The current flow in your question looks like an ordinary application flow. There is no need to use Chain of responsibility for that. For example, in this situation:

  1. Check if the file exists and is readable.

  2. Open the file.

  3. Read its contents.

  4. Check the header to ensure that the format is correct.

  5. Verify the CRC.

  6. Parse contents.

  7. Compute the statistics from the parsed contents.

  8. Return the statistical results.

the workflow is very similar, i.e. some of the steps may indicate that others shouldn't be done: for example if contents can't be parsed, it wouldn't make sense to compute the statistics, or if the header is invalid, there is no need to verify the CRC. However, Chain of responsibility pattern doesn't fit well here, because different steps use different data, and can modify it (or create additional data).

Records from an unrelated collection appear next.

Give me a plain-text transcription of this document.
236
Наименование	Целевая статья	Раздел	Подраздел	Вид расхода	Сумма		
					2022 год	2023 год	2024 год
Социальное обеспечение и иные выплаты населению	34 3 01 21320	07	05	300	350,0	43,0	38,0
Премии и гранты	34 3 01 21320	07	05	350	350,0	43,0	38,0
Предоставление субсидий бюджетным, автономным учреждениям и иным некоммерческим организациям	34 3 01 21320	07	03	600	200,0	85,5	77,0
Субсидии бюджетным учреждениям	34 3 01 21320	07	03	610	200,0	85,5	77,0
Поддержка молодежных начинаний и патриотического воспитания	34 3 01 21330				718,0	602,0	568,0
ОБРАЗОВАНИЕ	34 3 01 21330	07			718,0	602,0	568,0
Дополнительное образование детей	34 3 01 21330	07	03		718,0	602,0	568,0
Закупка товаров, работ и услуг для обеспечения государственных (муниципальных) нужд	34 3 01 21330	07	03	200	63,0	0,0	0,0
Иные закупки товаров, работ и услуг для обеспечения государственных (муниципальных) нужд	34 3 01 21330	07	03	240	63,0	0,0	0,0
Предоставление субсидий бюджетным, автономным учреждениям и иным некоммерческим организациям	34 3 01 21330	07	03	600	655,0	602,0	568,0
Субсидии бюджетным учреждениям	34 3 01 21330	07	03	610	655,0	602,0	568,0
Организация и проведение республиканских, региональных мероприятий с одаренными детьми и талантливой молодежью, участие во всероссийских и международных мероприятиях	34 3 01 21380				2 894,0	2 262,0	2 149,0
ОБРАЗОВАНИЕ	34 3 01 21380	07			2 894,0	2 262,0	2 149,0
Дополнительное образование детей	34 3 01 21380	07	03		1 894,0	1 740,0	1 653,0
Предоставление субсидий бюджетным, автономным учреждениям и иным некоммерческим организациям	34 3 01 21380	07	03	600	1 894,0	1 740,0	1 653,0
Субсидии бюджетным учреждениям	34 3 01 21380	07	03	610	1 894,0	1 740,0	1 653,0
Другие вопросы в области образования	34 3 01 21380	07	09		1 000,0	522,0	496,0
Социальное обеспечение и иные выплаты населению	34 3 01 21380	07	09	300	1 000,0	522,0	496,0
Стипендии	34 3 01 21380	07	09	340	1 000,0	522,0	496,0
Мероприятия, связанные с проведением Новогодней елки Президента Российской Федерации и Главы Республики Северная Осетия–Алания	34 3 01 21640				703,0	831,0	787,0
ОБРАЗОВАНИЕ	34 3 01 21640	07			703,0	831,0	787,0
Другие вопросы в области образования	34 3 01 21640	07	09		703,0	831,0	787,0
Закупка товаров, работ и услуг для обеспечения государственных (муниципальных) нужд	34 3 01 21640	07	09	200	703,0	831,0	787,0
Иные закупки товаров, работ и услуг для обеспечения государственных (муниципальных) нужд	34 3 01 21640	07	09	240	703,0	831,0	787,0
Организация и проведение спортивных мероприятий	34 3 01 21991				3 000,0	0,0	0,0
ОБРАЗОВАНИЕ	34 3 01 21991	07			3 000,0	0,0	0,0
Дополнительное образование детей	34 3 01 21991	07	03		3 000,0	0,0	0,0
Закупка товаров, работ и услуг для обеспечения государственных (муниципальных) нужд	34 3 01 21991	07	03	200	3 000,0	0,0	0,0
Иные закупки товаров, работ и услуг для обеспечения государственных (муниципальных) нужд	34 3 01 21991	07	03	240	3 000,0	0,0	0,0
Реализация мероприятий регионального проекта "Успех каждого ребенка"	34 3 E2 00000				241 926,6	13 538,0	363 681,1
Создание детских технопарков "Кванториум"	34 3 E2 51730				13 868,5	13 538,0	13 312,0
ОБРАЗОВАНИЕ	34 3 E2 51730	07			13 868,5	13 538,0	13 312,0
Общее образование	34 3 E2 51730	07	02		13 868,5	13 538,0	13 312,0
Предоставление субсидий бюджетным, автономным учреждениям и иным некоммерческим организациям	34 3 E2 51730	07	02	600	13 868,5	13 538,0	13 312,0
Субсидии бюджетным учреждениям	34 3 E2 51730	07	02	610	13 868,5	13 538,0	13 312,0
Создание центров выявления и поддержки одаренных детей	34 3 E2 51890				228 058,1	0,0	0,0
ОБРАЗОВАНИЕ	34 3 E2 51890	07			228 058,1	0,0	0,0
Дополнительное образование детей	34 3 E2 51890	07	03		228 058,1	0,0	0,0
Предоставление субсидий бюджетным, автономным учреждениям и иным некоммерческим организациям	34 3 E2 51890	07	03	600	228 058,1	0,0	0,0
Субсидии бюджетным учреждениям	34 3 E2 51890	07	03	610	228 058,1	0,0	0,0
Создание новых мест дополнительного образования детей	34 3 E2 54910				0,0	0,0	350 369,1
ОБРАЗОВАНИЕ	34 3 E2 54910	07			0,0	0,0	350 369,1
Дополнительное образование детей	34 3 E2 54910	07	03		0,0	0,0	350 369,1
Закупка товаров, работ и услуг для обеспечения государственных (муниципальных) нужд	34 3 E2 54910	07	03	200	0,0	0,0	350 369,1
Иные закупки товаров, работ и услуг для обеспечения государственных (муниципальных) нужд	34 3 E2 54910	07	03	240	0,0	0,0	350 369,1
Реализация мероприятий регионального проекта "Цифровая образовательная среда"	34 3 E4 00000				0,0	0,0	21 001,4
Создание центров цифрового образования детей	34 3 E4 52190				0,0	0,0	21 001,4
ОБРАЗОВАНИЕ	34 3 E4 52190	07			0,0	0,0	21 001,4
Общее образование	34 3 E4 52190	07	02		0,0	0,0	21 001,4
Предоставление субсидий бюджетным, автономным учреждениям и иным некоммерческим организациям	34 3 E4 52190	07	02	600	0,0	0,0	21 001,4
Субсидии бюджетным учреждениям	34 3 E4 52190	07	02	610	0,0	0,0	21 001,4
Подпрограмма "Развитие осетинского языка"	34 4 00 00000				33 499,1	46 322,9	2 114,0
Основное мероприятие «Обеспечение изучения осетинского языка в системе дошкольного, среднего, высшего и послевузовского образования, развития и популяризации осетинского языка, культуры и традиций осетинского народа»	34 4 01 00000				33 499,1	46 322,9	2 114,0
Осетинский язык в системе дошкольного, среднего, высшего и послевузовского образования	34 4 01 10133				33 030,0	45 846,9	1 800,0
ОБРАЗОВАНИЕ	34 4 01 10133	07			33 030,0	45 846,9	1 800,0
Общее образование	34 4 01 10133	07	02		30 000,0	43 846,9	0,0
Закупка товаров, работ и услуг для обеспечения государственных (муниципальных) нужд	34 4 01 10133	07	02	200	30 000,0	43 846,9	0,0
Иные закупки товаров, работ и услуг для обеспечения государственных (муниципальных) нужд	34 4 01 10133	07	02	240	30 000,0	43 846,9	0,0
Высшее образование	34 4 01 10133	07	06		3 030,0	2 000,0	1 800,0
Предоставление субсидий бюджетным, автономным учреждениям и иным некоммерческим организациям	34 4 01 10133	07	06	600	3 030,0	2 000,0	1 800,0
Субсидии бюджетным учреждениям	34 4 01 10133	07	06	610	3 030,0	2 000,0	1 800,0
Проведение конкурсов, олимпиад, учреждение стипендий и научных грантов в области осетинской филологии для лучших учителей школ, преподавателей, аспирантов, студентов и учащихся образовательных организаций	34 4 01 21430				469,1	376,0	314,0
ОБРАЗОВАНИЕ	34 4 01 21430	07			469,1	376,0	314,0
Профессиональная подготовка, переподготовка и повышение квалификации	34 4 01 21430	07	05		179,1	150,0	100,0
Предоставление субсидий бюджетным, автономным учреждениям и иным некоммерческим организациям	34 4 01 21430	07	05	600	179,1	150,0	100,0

The question you linked to gives an answer which will probably apply to your situation as well: introducing CoR will have a a high risk of making complicated things even more complicated. "CoR pattern" is fine if you want to modify the chain sequence at run time, which I guess is not the case in your situation above.

So my advice here is:

  • have a method for each of the first seven steps (with a return value if the step fails).
  • group the calls of that methods together (perhaps all 7 calls, or you first group intermediate steps together). May result in a method like

     StatusCode PreprocessRequest()
            return StatusCode.RetrieveEncryptedFailed;
           return StatusCode.DecryptFailed;
        return StatusCode.OK;

Then call that method like

  ProcessRequest processor = new ProcessRequest();
  // ...
  StatusCode state = processor.PreprocessRequest();
      Request req = processor.GetRequest();

(Of course, the details may look different in your case, especially the error handling, but I hope you get the idea.)

So, here is the gist: try to make your "if"s less complex by simply grouping things together into methods, make the error handling uniform on each level, make sure to have parts of a method all on the same level of abstraction (otherwise introduce another intermediate method). I guess that will help you to improve the code to a degree where the "complex if/else statements" vanish.